Advocates from New Hampshire to California trumpeted marijuana’s rising commercial and political acceptance while producing collective clouds of pungent smoke — often under the watchful eyes of law enforcement officers who for the most part let the parties proceed.

A daylong rally in Denver’s Civil Center Park drew thousands of people, as did the public smoking event that persisted at the University of Colorado in Boulder despite discouragement from college administrators. In California, where voters in November will consider whether to tax the sale of marijuana for recreational use, a three-month-old cultivation equipment emporium in Oakland got a 24-hour jump start, sponsoring a “420 Eve” festival on Monday.

Several hundred revelers lined up outside the 1,400-square-meter iGrow shop to enter a medical marijuana delivery service raffle for an oversized joint and a tour of a 16-meter portable grow room with a starting price of $60,000.

Marijuana use — medically and recreationally — is getting more attention these days, with voters in California and possibly three other states set to decide whether to legalize adult use of the drug.

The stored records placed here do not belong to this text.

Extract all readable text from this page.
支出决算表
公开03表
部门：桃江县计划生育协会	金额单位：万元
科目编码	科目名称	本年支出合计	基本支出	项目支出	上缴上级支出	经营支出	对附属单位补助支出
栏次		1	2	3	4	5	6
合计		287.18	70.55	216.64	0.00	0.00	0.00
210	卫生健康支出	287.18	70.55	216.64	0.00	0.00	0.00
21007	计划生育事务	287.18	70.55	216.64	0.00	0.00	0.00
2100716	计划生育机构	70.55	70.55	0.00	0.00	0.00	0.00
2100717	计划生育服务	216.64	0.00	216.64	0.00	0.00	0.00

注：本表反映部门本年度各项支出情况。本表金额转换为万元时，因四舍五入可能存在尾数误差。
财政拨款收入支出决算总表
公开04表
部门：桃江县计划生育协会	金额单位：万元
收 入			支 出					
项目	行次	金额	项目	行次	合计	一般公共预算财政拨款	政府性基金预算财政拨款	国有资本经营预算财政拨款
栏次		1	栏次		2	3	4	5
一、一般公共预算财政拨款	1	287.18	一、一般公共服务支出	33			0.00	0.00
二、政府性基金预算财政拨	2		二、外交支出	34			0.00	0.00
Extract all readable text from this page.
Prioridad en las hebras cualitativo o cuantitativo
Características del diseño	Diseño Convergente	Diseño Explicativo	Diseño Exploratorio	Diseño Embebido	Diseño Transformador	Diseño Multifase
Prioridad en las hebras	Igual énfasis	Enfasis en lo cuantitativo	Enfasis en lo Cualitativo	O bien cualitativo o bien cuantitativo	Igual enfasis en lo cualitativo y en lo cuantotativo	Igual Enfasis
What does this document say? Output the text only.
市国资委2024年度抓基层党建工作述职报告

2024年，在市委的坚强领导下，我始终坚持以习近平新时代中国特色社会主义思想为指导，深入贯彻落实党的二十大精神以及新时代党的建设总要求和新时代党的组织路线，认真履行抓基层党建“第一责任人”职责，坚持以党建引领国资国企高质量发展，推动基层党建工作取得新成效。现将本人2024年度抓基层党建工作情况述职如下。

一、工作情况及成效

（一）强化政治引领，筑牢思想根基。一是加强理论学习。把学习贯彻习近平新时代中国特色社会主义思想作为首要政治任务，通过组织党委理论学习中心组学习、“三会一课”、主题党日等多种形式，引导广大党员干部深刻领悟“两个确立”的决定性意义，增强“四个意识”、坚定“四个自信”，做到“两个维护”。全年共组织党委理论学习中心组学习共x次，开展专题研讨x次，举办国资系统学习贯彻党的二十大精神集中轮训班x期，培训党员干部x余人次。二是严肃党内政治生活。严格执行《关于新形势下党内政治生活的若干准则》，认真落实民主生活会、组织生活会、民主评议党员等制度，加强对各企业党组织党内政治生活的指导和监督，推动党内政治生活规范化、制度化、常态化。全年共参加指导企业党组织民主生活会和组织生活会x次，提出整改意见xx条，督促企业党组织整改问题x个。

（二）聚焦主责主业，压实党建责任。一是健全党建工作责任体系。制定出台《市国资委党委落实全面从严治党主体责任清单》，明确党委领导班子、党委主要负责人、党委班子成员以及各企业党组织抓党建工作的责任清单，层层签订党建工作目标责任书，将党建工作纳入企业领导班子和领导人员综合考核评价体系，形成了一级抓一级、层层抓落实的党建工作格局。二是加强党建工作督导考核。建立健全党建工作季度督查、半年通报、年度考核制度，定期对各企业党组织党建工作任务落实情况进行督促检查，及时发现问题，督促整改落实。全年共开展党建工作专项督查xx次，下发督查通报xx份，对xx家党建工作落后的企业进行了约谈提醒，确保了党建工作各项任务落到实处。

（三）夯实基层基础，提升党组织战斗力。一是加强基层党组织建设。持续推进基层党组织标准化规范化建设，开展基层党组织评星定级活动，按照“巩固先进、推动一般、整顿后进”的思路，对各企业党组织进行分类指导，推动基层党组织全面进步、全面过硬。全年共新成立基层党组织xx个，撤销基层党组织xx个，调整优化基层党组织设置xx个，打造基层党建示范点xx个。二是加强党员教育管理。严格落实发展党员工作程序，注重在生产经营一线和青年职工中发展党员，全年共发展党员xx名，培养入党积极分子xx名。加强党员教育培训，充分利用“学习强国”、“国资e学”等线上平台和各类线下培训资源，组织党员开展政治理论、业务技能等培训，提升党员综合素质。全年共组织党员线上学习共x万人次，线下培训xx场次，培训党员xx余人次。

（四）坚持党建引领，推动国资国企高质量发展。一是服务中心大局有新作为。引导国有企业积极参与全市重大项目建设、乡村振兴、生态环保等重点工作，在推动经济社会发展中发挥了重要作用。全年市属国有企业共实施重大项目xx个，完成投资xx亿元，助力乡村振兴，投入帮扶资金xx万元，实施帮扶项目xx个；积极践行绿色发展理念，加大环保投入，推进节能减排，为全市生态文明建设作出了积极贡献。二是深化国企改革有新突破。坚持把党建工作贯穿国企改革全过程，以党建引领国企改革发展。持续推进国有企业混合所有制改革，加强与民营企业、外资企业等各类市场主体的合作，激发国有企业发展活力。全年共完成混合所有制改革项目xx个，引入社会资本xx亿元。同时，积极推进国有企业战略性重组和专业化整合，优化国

South Dakota voters will consider in the fall whether to join California and the 13 other states that allow medical cannabis use.

Most Americans still oppose legalizing marijuana, but larger majorities believe pot has medical benefits and the government should allow its use for that purpose, according to an AP-CNBC poll released on Tuesday.

Allen St. Pierre, executive director of the National Organization for the Reform of Marijuana Laws, said the drug’s steady movement from counterculture indulgence to mainstream acceptance was evident on Tuesday, when four cable television channels dedicated “a good chunk of programming to 420.”

“There is a large mainstreaming of all of this,” he said. “Some of it is happening because commercial entities looking to comport with local social mores and values are taking advantage of this bizarre numerology.”

The lure of revenue and respectability has prompted some veterans of the marijuana wars to diversify. Joshua Freeman, a Sonoma County pot grower, was at the 420 Festival handing out samples of specialty plant food he developed and is trying to market.

“We are not just a bunch of stoners sitting back on a couch playing video games,” he said.